Cecil Riney to retire as chorus director for Wichita Symphony Orchestra

06/26/2014 1:27 PM

08/08/2014 10:34 AM

Cecil Riney is retiring – again.

But he will still be working.

The legendary musician, who made his name leading the Friends University’s Singing Quakers, has decided to retire from his second job as chorus director for the Wichita Symphony Orchestra, a position he has had for 20 years.

He alerted the symphony staff of his decision earlier this summer.

Riney, 81, retired from Friends in 2005, after 45 years there. His tenure with the symphony will end when the 2013-14 season is up, meaning he will still prepare the choir for two shows: the annual Spirit of the Season, a free holiday concert on Dec. 10, and the Classics Concerts on April 5 and 6, which will feature Beethoven’s “Symphony No. 9” and Vaughan Williams’ “Serenade.”

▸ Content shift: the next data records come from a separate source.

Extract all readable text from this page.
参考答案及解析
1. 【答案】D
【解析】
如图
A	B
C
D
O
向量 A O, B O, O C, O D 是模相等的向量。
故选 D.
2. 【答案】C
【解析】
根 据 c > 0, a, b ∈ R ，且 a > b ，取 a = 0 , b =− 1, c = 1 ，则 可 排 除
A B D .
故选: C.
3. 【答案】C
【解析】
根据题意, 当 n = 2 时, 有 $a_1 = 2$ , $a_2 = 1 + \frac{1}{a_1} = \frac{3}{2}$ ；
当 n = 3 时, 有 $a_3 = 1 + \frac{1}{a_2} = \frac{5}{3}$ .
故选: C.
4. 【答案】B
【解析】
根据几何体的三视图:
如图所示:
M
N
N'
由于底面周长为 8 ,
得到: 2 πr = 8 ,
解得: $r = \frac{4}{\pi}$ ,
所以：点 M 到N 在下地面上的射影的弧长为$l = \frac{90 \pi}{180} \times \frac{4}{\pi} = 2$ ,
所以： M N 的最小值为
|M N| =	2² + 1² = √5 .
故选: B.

“I’ll still keep involved in a lot of things, but I felt like 20 years was kind of a good round number,” he said. “You have to make a decision sometime and give somebody else a chance.”

Riney said he plans to keep his three other jobs for the time being – teaching occasional classes at Friends, directing the Friends University Singing Quaker alumni chorus, and leading the choir at his church, Chapel Hill United Methodist.

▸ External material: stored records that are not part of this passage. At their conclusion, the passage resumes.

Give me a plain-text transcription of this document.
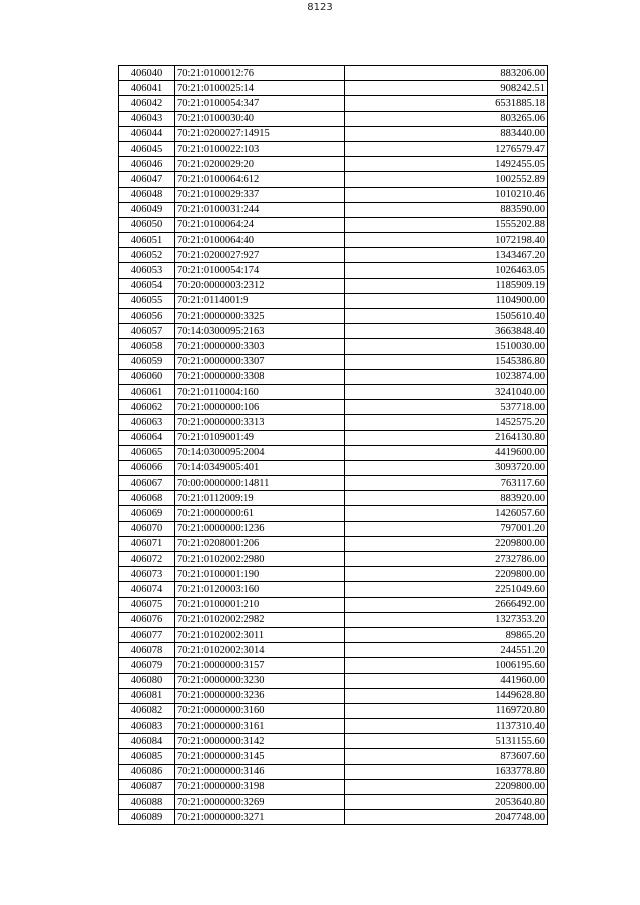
8123
406040	70:21:0100012:76	883206.00
406041	70:21:0100025:14	908242.51
406042	70:21:0100054:347	6531885.18
406043	70:21:0100030:40	803265.06
406044	70:21:0200027:14915	883440.00
406045	70:21:0100022:103	1276579.47
406046	70:21:0200029:20	1492455.05
406047	70:21:0100064:612	1002552.89
406048	70:21:0100029:337	1010210.46
406049	70:21:0100031:244	883590.00
406050	70:21:0100064:24	1555202.88
406051	70:21:0100064:40	1072198.40
406052	70:21:0200027:927	1343467.20
406053	70:21:0100054:174	1026463.05
406054	70:20:0000003:2312	1185909.19
406055	70:21:0114001:9	1104900.00
406056	70:21:0000000:3325	1505610.40
406057	70:14:0300095:2163	3663848.40
406058	70:21:0000000:3303	1510030.00
406059	70:21:0000000:3307	1545386.80
406060	70:21:0000000:3308	1023874.00
406061	70:21:0110004:160	3241040.00
406062	70:21:0000000:106	537718.00
406063	70:21:0000000:3313	1452575.20
406064	70:21:0109001:49	2164130.80
406065	70:14:0300095:2004	4419600.00
406066	70:14:0349005:401	3093720.00
406067	70:00:0000000:14811	763117.60
406068	70:21:0112009:19	883920.00
406069	70:21:0000000:61	1426057.60
406070	70:21:0000000:1236	797001.20
406071	70:21:0208001:206	2209800.00
406072	70:21:0102002:2980	2732786.00
406073	70:21:0100001:190	2209800.00
406074	70:21:0120003:160	2251049.60
406075	70:21:0100001:210	2666492.00
406076	70:21:0102002:2982	1327353.20
406077	70:21:0102002:3011	89865.20
406078	70:21:0102002:3014	244551.20
406079	70:21:0000000:3157	1006195.60
406080	70:21:0000000:3230	441960.00
406081	70:21:0000000:3236	1449628.80
406082	70:21:0000000:3160	1169720.80
406083	70:21:0000000:3161	1137310.40
406084	70:21:0000000:3142	5131155.60
406085	70:21:0000000:3145	873607.60
406086	70:21:0000000:3146	1633778.80
406087	70:21:0000000:3198	2209800.00
406088	70:21:0000000:3269	2053640.80
406089	70:21:0000000:3271	2047748.00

Riney was born in Liberal and went to high school in Stafford. He graduated from Friends, then earned a master’s degree in music at the University of Kansas. He taught high school for two years, then earned his doctorate from the University of Southern California.

He said he would leave the symphony with many fond memories, particularly of the four conductors he has worked with over the years, the most recent being Daniel Hege.

“I’ve always enjoyed my conversations with him about music, especially as they related to his preparation of the chorus to perform with the orchestra,” Hege said. “I’ve also talked with so many people over the past few years who have been touched by Cecil as a person and as a choral director, people who have raved about being a part of his choral groups and ensembles.

“I just feel very fortunate to have worked with him for the last three years and am glad I got to do that before he stepped down.”

The symphony will soon announce its plans to launch a search for Riney’s replacement.